Sicilia, l’isola del solare termodinamico

Una fonte rinnovabile continua, che fornisce energia anche di notte, che si può fare in Italia (soprattutto nel sud) e nel Mediterraneo con rese immensamente maggiori al resto d’Europa, che dà lavoro a una grande quantità di persone in fase di costruzione e di funzionamento. E’ il solare termodinamico, una tecnologia tutta italiana (a lanciarla, nella sua versione più innovativa che prevede sali fusi al posto del meno efficiente e potenzialmente inquinante olio, fu il premio Nobel Carlo Rubbia, all’epoca presidente dell’ENEA) su cui il nostro Paese ha attualmente un vantaggio competitivo. Una tecnologia che i recenti decreti governativi sulle rinnovabili hanno scelto di sostenere e che può dare un contributo decisivo al mix nazionale di fonti rinnovabili compatibili con il paesaggio e la sensibilità sociale. E per avviare la fase di vero e proprio lancio, il mondo produttivo e sociale sceglie la Sicilia, futura possibile capitale del solare termodinamico. Con una nuova modalità: partire dai bisogni dei cittadini e del territorio e non da piani industriali calati dall’alto. Per questo, nel convegno “Sicilia, l’isola del Solare termodinamico” si firma oggi la Carta del Sole, un patto tra territorio e impresa per una energia che può contribuire a rilanciare il sistema produttivo siciliano e a fornire una fonte locale di energia per i cittadini, oltre a formare lavoratori specializzati e knowhow esportabile.

 Queste, in sintesi, le linee emerse dal convegno “Sicilia, l’Isola del Solare termodinamico. Carta del Sole, un patto per l’energia tra territorio e industria”, organizzato da ANEST (Associazione Nazionale Energia Solare Termodinamica) e FRED Sicilia (Forum Regionale per l’Energia Distribuita)in partnership con Confindustria Sicilia e Fondazione Sicilia nell’ambito dell’iniziativa su “Il modello energetico siciliano, occasione per l’Europa e il Mediterraneo”. All’iniziativa hanno partecipato tra gli altri il Ministro dell’Ambiente Corrado Clini (in videoconferenza), il presidente di ANEST Gianluigi Angelantoni, il vicepresidente di Confindustria Sicilia Giuseppe Catanzaro, il presidente della Fondazione Sicilia Giovanni Puglisi, la segretaria della Cgil Sicilia Mariella Maggio, il commissario ENEA Giovanni Lelli, il responsabile del FRED Sicilia Alfio La Rosa, oltre ad alcuni candidati alla presidenza della Regione Sicilia. Alla fine della mattinata, è stata presentata e firmata la Carta del Sole, il patto per lo sviluppo del solare termodinamico nell’Isola nel rispetto dell’ambiente e della vocazione dei territori.

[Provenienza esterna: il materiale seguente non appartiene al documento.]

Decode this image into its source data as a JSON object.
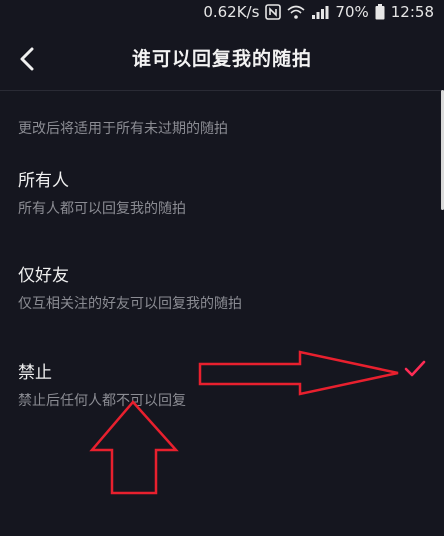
{
  "status_bar": {
    "speed": "0.62K/s",
    "battery": "70%",
    "time": "12:58"
  },
  "nav": {
    "title": "谁可以回复我的随拍"
  },
  "hint": "更改后将适用于所有未过期的随拍",
  "options": [
    {
      "title": "所有人",
      "desc": "所有人都可以回复我的随拍",
      "selected": false
    },
    {
      "title": "仅好友",
      "desc": "仅互相关注的好友可以回复我的随拍",
      "selected": false
    },
    {
      "title": "禁止",
      "desc": "禁止后任何人都不可以回复",
      "selected": true
    }
  ],
  "colors": {
    "background": "#15161f",
    "accent": "#fe2c55",
    "annotation": "#e8202e"
  },
  "icons": [
    "nfc-icon",
    "wifi-icon",
    "signal-icon",
    "battery-icon",
    "back-chevron-icon",
    "checkmark-icon"
  ]
}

 “Con la Carta del Sole che”, ha afferma il ministro Clini, “si propone oggi alla firma delle parti sociali, del mondo economico e imprenditoriale e dei protagonisti della politica regionale si inaugura anche un altro modo, più vicino alle esigenze dei cittadini e dei territori, per lo sviluppo di un’energia che completa il mix delle rinnovabili portando delle significative innovazioni. L’innovazione mirata alla sostenibilità – ha proseguito il ministro dell’Ambiente- è alla base delle politiche che stiamo perseguendo attraverso non soltanto strumenti normativi ma soprattutto con incentivi di mercato o di tipo fiscale, come il credito d’imposta o come i fondi rotativi, i quali facilitano l’accesso al credito per gli investimenti puliti”.

 Per Gianluigi Angelantoni, presidente di ANEST, “il potenziale del solare termodinamico è altissimo. L’obiettivo del piano energetico nazionale presentato nel 2011 è di 600 megawatt: il suo raggiungimento darebbe occupazione a 18.000 persone in fase di costruzione e a 600 in fase di gestione. E il solare termodinamico può arrivare a competere entro il 2020 con il costo del kilowattora prodotto dal petrolio, soprattutto se le aziende italiane potranno continuare a fare quello che hanno fatto finora in questo campo: innovare e brevettare nuovi sistemi più efficienti.